Saturday, February 3, 2018

movie notes : Creation (2009)

The blurb :
Paul Bettany stars as Charles Darwin in this BBC biographical drama that captures the legendary scientist in a period of intense mourning -- and expansive intellectual discovery -- following the untimely death of his young daughter, Annie. As Darwin dares to question the existence of God, he pens his groundbreaking tome, On the Origin of Species -- much to the chagrin of his religious wife, Emma (Jennifer Connelly).

On one hand, the movie has Jennifer Connelly but on the other hand it has so much melodrama. Sure Jennifer Connelly is nice to look at but that isn't enough to carry a movie. Frankly I thought it was boring. There were a few good scenes but also a fair amount of pretension. It seems they spent a surprising amount of money on special effects.
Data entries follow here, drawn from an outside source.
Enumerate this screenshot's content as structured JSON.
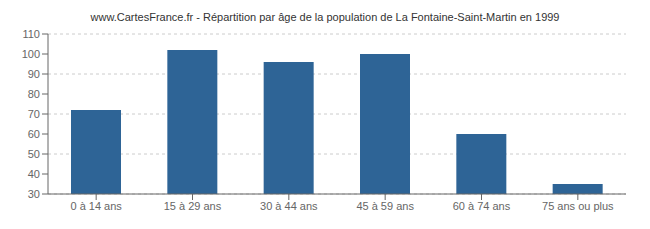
{
  "chart_data": {
    "type": "bar",
    "title": "www.CartesFrance.fr - Répartition par âge de la population de La Fontaine-Saint-Martin en 1999",
    "categories": [
      "0 à 14 ans",
      "15 à 29 ans",
      "30 à 44 ans",
      "45 à 59 ans",
      "60 à 74 ans",
      "75 ans ou plus"
    ],
    "values": [
      72,
      102,
      96,
      100,
      60,
      35
    ],
    "color": "#2e6496",
    "ylim": [
      30,
      110
    ],
    "yticks": [
      30,
      40,
      50,
      60,
      70,
      80,
      90,
      100,
      110
    ],
    "grid": true
  }
}
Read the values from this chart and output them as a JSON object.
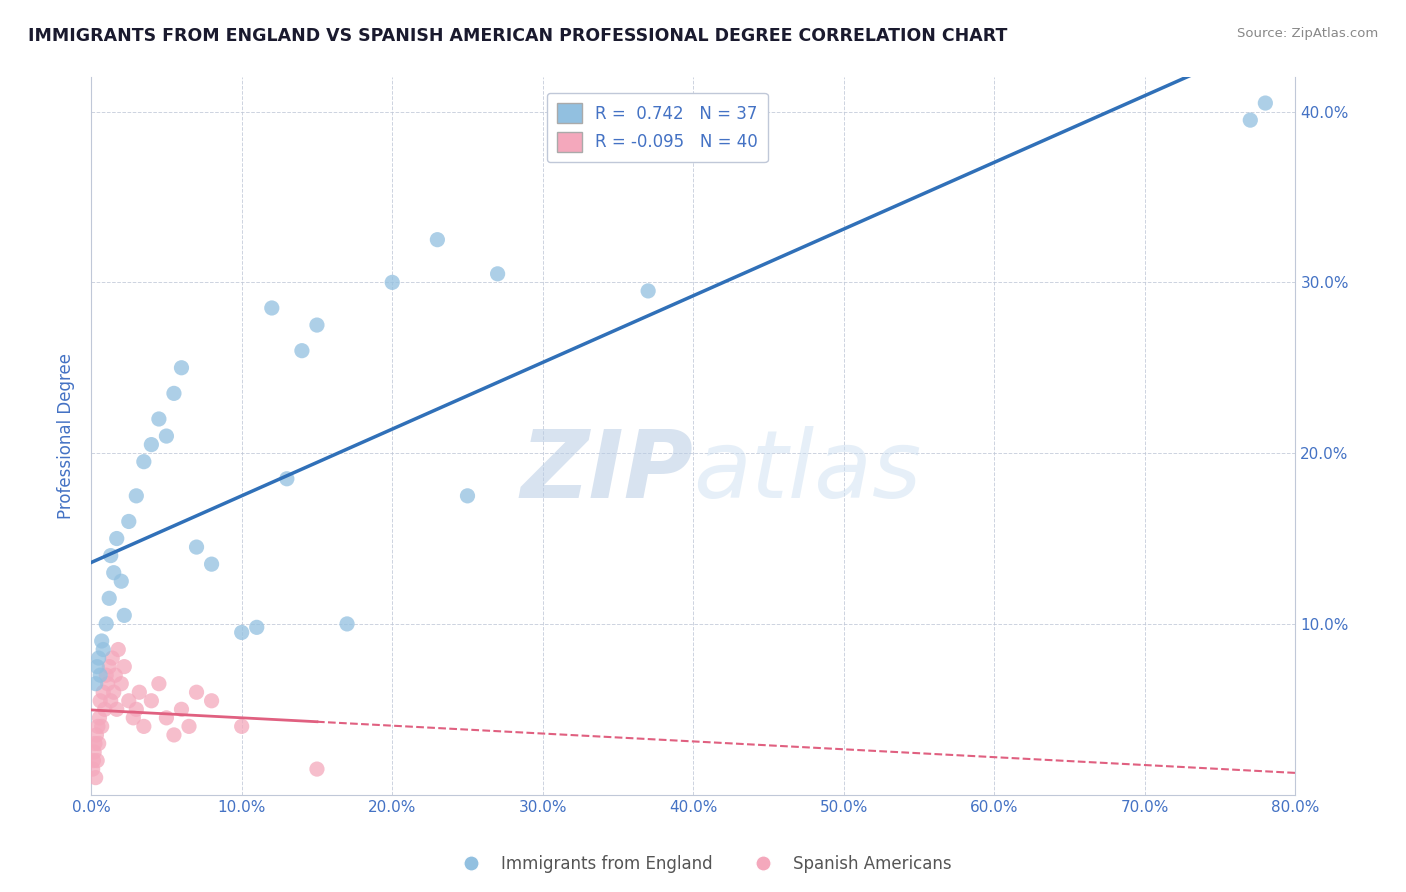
{
  "title": "IMMIGRANTS FROM ENGLAND VS SPANISH AMERICAN PROFESSIONAL DEGREE CORRELATION CHART",
  "source": "Source: ZipAtlas.com",
  "ylabel": "Professional Degree",
  "watermark": "ZIPatlas",
  "xlim": [
    0.0,
    80.0
  ],
  "ylim": [
    0.0,
    42.0
  ],
  "xticks": [
    0.0,
    10.0,
    20.0,
    30.0,
    40.0,
    50.0,
    60.0,
    70.0,
    80.0
  ],
  "yticks": [
    0.0,
    10.0,
    20.0,
    30.0,
    40.0
  ],
  "blue_R": 0.742,
  "blue_N": 37,
  "pink_R": -0.095,
  "pink_N": 40,
  "blue_color": "#92c0e0",
  "pink_color": "#f4a8bc",
  "blue_line_color": "#3070b8",
  "pink_line_color": "#e06080",
  "legend1_label": "Immigrants from England",
  "legend2_label": "Spanish Americans",
  "blue_x": [
    0.3,
    0.4,
    0.5,
    0.6,
    0.7,
    0.8,
    1.0,
    1.2,
    1.3,
    1.5,
    1.7,
    2.0,
    2.2,
    2.5,
    3.0,
    3.5,
    4.0,
    4.5,
    5.0,
    5.5,
    6.0,
    7.0,
    8.0,
    10.0,
    11.0,
    12.0,
    13.0,
    14.0,
    15.0,
    17.0,
    20.0,
    23.0,
    25.0,
    27.0,
    37.0,
    77.0,
    78.0
  ],
  "blue_y": [
    6.5,
    7.5,
    8.0,
    7.0,
    9.0,
    8.5,
    10.0,
    11.5,
    14.0,
    13.0,
    15.0,
    12.5,
    10.5,
    16.0,
    17.5,
    19.5,
    20.5,
    22.0,
    21.0,
    23.5,
    25.0,
    14.5,
    13.5,
    9.5,
    9.8,
    28.5,
    18.5,
    26.0,
    27.5,
    10.0,
    30.0,
    32.5,
    17.5,
    30.5,
    29.5,
    39.5,
    40.5
  ],
  "pink_x": [
    0.1,
    0.15,
    0.2,
    0.25,
    0.3,
    0.35,
    0.4,
    0.45,
    0.5,
    0.55,
    0.6,
    0.7,
    0.8,
    0.9,
    1.0,
    1.1,
    1.2,
    1.3,
    1.4,
    1.5,
    1.6,
    1.7,
    1.8,
    2.0,
    2.2,
    2.5,
    2.8,
    3.0,
    3.2,
    3.5,
    4.0,
    4.5,
    5.0,
    5.5,
    6.0,
    6.5,
    7.0,
    8.0,
    10.0,
    15.0
  ],
  "pink_y": [
    1.5,
    2.0,
    2.5,
    3.0,
    1.0,
    3.5,
    2.0,
    4.0,
    3.0,
    4.5,
    5.5,
    4.0,
    6.0,
    5.0,
    7.0,
    6.5,
    7.5,
    5.5,
    8.0,
    6.0,
    7.0,
    5.0,
    8.5,
    6.5,
    7.5,
    5.5,
    4.5,
    5.0,
    6.0,
    4.0,
    5.5,
    6.5,
    4.5,
    3.5,
    5.0,
    4.0,
    6.0,
    5.5,
    4.0,
    1.5
  ]
}
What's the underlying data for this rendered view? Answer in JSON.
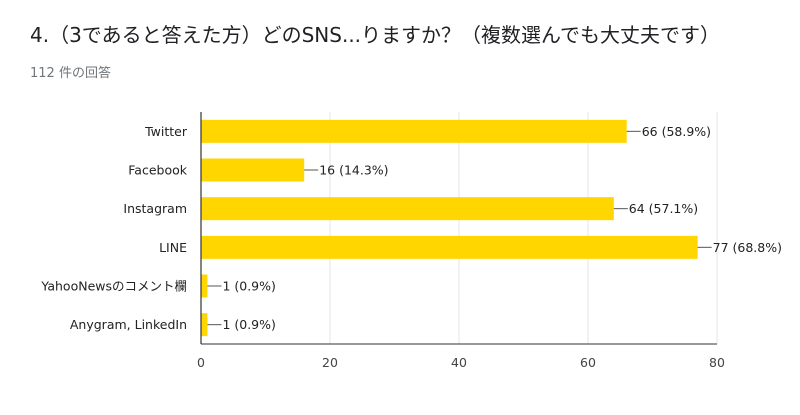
{
  "question": {
    "title": "4.（3であると答えた方）どのSNS...りますか？（複数選んでも大丈夫です）",
    "response_count": "112 件の回答"
  },
  "colors": {
    "bar": "#ffd600",
    "axis": "#333333",
    "grid": "#e6e6e6"
  },
  "chart_data": {
    "type": "bar",
    "orientation": "horizontal",
    "categories": [
      "Twitter",
      "Facebook",
      "Instagram",
      "LINE",
      "YahooNewsのコメント欄",
      "Anygram, LinkedIn"
    ],
    "values": [
      66,
      16,
      64,
      77,
      1,
      1
    ],
    "data_labels": [
      "66 (58.9%)",
      "16 (14.3%)",
      "64 (57.1%)",
      "77 (68.8%)",
      "1 (0.9%)",
      "1 (0.9%)"
    ],
    "xlim": [
      0,
      80
    ],
    "xticks": [
      0,
      20,
      40,
      60,
      80
    ],
    "grid": true,
    "legend": "none"
  }
}
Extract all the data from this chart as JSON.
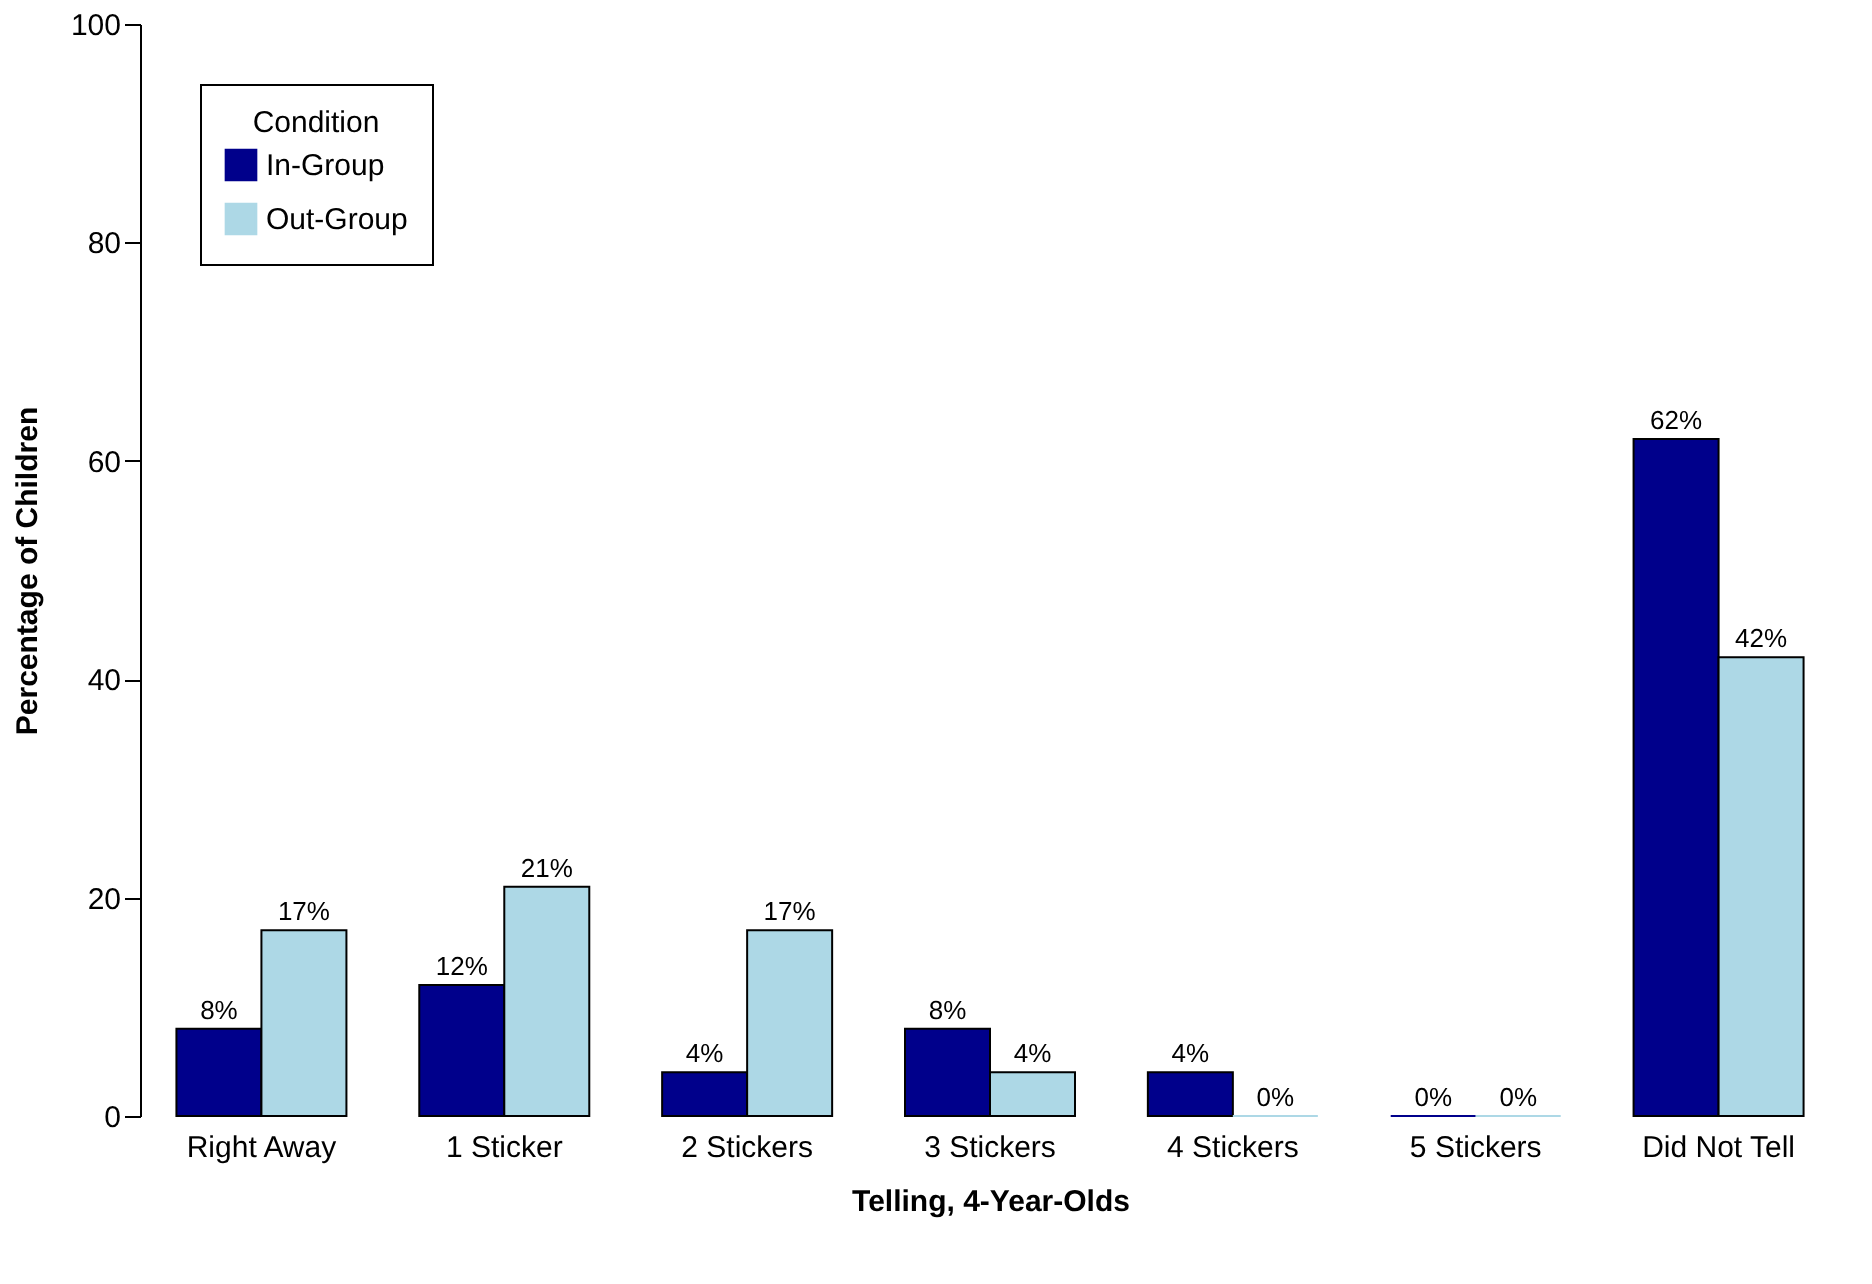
{
  "chart_data": {
    "type": "bar",
    "xlabel": "Telling, 4-Year-Olds",
    "ylabel": "Percentage of Children",
    "legend_title": "Condition",
    "legend": "top left",
    "grid": false,
    "categories": [
      "Right Away",
      "1 Sticker",
      "2 Stickers",
      "3 Stickers",
      "4 Stickers",
      "5 Stickers",
      "Did Not Tell"
    ],
    "ylim": [
      0,
      100
    ],
    "yticks": [
      0,
      20,
      40,
      60,
      80,
      100
    ],
    "series": [
      {
        "name": "In-Group",
        "color": "#00008b",
        "values": [
          8,
          12,
          4,
          8,
          4,
          0,
          62
        ],
        "value_labels": [
          "8%",
          "12%",
          "4%",
          "8%",
          "4%",
          "0%",
          "62%"
        ]
      },
      {
        "name": "Out-Group",
        "color": "#add8e6",
        "values": [
          17,
          21,
          17,
          4,
          0,
          0,
          42
        ],
        "value_labels": [
          "17%",
          "21%",
          "17%",
          "4%",
          "0%",
          "0%",
          "42%"
        ]
      }
    ]
  }
}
There is a character connection between Darwin and his daughter Annie but the 3 other children are props. Darwin and Emma (Jennifer Connelly) are basically strangers sharing the screen. In one of the bonus features it is noted that Paul Bettany and Jennifer Connelly are actually married.  The science and the religious consequences were simple backgrounds for the personal drama. I think it was a terrible movie mostly because my expectations of what it would be were so far off from what was delivered.


There seems to be a specific genre of film where they take science and scientist and essentially ignore the science except for some jargon to set a scene and instead focus on a personal melodrama of the scientist.  I think this misses the point. The science should be the focus and the argument and discovery and the ramifications should be the drama. A partial list :

Creation (2009)
The Imitation Game (2014) with Keira Knightley & Benedict Cumberbatch
Man Who Knew Infinity (2016) with Dev Patel & Jeremy Irons

"Based on a true story" but often instead of the hard science parts that can be verified and discoveries charted the "based on a true story" veneer gets stuck on the human drama where almost all of the dialog is lost to history and a writer has to make it all up.